51nod algorithm marathon 18 A dyeing problem, 51nod marathon

Dyeing Problems

Reference time limit: 1 second space limit: 10240 KB score: 40 a complete graph of n (3 <= n <= 100) points, now n, it is required that each side be colored with k (1 <= k <= n), so that all three points constitute the ring (C (n, 3) the color of the three sides and the combination of any three colors in all colors (C (n, 3) are one-to-one. You can give a dyeing scheme. Multiple groups of data Input

The first line is an integer T, indicating the number of data groups. Next line is an integer n, indicating the number of points in the full graph.

Output

The output consists of T parts. The first line of each part is an integer n, indicating the number of points in the full graph.
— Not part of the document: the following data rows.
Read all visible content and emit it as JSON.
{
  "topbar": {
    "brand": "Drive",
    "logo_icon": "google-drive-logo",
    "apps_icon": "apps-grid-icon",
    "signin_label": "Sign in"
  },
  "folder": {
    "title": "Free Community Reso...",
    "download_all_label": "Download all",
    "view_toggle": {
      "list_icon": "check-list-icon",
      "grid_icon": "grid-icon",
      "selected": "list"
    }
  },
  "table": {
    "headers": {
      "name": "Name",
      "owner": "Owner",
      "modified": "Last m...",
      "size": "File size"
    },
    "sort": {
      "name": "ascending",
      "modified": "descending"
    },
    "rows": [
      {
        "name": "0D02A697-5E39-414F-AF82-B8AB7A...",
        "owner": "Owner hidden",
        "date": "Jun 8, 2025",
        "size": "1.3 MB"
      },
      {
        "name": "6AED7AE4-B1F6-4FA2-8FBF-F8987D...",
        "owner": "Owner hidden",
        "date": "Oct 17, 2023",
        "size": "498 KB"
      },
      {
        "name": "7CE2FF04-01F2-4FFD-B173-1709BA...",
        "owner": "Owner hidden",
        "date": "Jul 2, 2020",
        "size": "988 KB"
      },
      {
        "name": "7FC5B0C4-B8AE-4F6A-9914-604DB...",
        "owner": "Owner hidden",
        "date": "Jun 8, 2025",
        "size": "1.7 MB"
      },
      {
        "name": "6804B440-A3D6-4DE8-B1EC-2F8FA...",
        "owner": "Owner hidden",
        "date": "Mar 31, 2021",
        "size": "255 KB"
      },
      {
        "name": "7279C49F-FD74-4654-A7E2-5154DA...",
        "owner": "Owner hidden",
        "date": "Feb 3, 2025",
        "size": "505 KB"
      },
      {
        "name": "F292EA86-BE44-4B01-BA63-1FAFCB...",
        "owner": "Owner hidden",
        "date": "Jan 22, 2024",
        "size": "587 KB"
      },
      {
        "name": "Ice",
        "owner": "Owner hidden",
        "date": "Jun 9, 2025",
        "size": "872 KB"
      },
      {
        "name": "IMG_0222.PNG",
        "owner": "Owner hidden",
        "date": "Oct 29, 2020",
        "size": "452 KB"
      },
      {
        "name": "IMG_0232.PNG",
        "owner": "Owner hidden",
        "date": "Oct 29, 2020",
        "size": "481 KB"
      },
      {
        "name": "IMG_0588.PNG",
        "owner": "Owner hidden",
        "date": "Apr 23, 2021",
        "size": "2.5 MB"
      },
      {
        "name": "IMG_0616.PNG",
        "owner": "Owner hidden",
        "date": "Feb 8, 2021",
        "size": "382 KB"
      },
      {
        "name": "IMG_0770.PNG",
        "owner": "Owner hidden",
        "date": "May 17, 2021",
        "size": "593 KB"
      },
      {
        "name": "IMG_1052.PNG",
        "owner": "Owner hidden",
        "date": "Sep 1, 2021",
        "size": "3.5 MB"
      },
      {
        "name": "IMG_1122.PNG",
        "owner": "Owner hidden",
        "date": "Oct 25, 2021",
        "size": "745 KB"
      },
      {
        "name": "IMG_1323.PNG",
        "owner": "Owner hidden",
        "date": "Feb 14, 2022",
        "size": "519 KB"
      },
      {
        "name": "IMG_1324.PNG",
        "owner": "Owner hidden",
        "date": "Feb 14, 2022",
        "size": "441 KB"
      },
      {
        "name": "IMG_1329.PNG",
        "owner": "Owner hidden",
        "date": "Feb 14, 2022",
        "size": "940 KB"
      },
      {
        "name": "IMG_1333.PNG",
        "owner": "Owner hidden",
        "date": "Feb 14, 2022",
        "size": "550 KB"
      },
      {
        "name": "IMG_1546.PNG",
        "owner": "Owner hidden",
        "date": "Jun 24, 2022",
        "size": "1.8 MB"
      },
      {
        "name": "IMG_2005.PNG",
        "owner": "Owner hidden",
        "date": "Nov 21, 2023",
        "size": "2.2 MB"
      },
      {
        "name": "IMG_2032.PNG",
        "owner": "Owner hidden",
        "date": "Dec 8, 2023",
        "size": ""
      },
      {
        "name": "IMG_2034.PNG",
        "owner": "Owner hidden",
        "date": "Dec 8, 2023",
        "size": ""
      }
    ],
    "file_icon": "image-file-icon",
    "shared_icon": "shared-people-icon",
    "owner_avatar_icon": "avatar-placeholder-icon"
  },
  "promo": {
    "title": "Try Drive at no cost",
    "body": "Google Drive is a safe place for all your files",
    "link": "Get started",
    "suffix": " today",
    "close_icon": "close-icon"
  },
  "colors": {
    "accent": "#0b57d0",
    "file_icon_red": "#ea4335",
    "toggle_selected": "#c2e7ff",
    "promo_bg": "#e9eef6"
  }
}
The second line indicates the construction result. If No solution is output, otherwise n * (n-1) is output) /start, end, and color of two edges

Input example

243

Output example

4No solution31 2 3 2 3 1 3 1 2

At first, I thought it was very troublesome to look at this question as a ring, a diagram, and a combination. However, after reading the question, I found it was not that complicated. There is no need to worry about the example of a question. Input 3 can be output as a decent example, it can also be output in the desired color (the result of my program running 3 is 1 2 1 1 3 2 3, but it can be AC ). Then, let's look at the rule again, that is, to dye a color between the two points, and then the line with the two points as an endpoint can no longer dye this color, in this way, you can find the rule and see how to fill in the color. If the input is an even number, this cannot be done in any case, so the even number will directly output "No solution". If it is an odd number, find the rule again. I will first follow the entered color, finally, after filling out the number of colors, I checked the rule of the table I drew and wrote out the program.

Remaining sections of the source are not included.